Palestinian women go to school. A fourteen year old Palestinian girl was killed with multiple shots to the face earlier this year as she walked to school (apparently they suspected she was a terrorist). We've become so anti-Islam because we are misinformed and think they're all like the very worst of them, and as a result we give Israel unconditional support and $3.5 billion a year in aid. I'm not anti-Israel, and I'm certainly not anti-semmitic, just as I'm not anti-American even though I hate the war in Iraq.

What I think of these women- I think they are justifiably angry, but their guerilla style actions will do them more harm than good. It's sad, hypocritical and somewhat ironic. It's not exclusive to the Israel/Palestine situation either. The United States has been going through the same thing with the Muslim world. There was a wave of patriotism after 9/11 and people enlisting in our armed forces, yet no one bothered to stop and realize that this was how the Arab world felt after the first gulf war and during the sanctions that followed. The war in Iraq isn't fighting terrorism, it is breeding it.

Remember that some women actually want to wear burqas because it is part of their religion, and the same goes for driving cars. I don't get it, but then I also don't get how some women choose to mate for life with the same man, and only have sex to procreate. To me, all religious people are kooks, but I do believe in religious freedom, including the freedom to adhere to an oppressive faith. Think about it- if it weren't a part of their faith, do you think Muslim men would advocate women dressing like that? Since when have men of any creed had such a strong dislike for seeing a little skin? I bet that when the veils come off, it doesn't cause them to lose their erections.

Oh, I should make it clear that I would never advocate forcing any woman to wear a burqa. When I spoke of religious freedom, I meant across the board, including the right to oppose religious practices.

Also, I made a mistake when I said the women I saw were not Israeli. The whole thing confuses me, but I guess some Arab women are Israeli, and some are not. What I meant was that they were not Jewish.

[0+]  karine said:

The Author Irshad Manji ( she wrote The Trouble with Islam). Commented on the fact that women were inlisted with the Hamas on a talk show called "les francs tireurs"in Montreal.

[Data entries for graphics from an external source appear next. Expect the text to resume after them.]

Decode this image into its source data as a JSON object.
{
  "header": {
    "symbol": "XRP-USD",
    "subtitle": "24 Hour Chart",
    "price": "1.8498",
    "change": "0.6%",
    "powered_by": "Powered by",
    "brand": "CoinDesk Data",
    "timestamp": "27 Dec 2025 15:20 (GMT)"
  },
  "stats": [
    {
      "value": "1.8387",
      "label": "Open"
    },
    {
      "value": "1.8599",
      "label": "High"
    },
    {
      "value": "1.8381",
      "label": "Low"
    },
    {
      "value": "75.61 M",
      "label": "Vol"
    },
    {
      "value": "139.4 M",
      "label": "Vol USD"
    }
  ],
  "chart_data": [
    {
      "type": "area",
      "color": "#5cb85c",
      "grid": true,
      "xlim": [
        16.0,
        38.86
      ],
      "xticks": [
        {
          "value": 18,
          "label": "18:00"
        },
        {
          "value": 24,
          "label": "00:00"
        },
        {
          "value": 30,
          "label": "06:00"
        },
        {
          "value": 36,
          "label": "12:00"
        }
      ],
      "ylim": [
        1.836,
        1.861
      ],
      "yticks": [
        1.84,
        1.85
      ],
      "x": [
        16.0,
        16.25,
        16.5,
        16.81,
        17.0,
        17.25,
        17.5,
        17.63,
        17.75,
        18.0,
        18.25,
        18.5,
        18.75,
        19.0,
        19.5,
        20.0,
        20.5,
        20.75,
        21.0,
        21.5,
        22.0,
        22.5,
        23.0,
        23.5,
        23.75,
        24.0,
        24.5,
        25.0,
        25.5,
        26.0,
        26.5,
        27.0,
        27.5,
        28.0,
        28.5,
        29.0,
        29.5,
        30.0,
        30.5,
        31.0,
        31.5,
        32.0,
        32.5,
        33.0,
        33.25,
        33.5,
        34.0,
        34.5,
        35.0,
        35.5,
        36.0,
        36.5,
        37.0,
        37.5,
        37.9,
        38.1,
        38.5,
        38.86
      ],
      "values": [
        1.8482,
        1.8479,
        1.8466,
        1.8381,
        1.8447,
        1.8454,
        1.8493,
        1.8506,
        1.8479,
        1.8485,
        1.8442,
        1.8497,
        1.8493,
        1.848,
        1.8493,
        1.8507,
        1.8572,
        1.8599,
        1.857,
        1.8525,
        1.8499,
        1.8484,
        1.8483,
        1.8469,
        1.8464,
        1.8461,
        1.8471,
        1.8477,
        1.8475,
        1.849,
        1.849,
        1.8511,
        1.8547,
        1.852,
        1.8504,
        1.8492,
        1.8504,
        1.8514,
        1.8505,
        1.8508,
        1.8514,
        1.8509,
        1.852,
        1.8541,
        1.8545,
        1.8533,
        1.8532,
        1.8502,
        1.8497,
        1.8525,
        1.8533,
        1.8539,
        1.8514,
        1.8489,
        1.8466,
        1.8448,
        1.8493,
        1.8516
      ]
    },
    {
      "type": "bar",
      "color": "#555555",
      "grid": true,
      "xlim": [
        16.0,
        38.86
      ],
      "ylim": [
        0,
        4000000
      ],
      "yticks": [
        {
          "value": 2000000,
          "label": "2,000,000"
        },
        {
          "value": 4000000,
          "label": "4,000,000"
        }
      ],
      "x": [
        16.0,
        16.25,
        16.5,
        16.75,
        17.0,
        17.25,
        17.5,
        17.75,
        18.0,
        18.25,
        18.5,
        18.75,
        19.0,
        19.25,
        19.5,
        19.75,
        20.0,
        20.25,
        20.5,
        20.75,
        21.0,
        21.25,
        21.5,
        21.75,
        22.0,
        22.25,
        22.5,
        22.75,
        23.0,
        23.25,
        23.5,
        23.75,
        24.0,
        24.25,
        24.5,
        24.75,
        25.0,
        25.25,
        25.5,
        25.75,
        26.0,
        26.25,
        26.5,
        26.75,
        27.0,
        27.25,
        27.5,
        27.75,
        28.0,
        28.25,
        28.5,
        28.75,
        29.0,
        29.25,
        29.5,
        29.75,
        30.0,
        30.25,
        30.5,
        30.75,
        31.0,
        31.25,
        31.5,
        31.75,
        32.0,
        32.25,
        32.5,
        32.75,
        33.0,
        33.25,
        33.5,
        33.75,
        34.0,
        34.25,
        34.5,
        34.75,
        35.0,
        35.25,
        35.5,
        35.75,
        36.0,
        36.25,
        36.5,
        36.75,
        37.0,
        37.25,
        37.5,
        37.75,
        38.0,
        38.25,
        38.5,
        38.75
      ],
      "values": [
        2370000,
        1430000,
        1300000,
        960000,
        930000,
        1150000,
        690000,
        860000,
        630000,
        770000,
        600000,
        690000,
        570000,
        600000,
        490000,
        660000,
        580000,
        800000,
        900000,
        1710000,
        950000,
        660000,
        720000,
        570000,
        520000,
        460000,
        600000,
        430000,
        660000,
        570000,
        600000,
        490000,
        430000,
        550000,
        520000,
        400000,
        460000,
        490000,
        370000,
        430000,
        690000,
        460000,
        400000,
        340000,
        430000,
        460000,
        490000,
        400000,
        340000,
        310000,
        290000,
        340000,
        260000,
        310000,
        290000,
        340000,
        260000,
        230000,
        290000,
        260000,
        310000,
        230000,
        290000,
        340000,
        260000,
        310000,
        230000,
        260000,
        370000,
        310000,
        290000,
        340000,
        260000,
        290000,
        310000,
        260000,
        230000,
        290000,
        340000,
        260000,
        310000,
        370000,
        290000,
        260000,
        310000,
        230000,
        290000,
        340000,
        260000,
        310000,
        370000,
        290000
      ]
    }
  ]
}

If i understood correctly, She explained that some of these women were inlisted because it was a way to be "forgiven" and to re-establish honor in the family. Unfortunatly, dishonored women, are for instances of rape, infidelity, flirting or any other instance perceived as disgracing the family's honor.

The sad thing here is that there is a real story to be written about empowered Palestinian women, but this certainly isn't it. With so many men killed or imprisoned or in hiding (I've heard that about a third of Palestinian men end up spending time in Israeli prisons at some point in their lives) women are increasingly taking charge not only of their families but of their families' businesses and local politics as well.

Even with the Intifada winding down, many Palestinian women I know are hopefull that their society has been changed in a fundamental enough way that the men will no longer be able to oppress them to nearly the same degree as is prevalent in the Arab world once they return to family life.

This process has also been having an effect in Israel as well -- young Arab Israeli women see that their friends across the Green Line are making money and running for office, while they still feel suffocated by their family and the patriarchy of their community. Increasing numbers of Arab Israeli women have been going to college in recent years, as a way to become independent of their families, and a number have even joined the IDF.

Also, for the record, it's only in Saudi Arabia that women can't drive. Elsewhere, it's not unusual to see even a woman in a full burqa driving a car (more often than not, talking on a cell phone at the same time).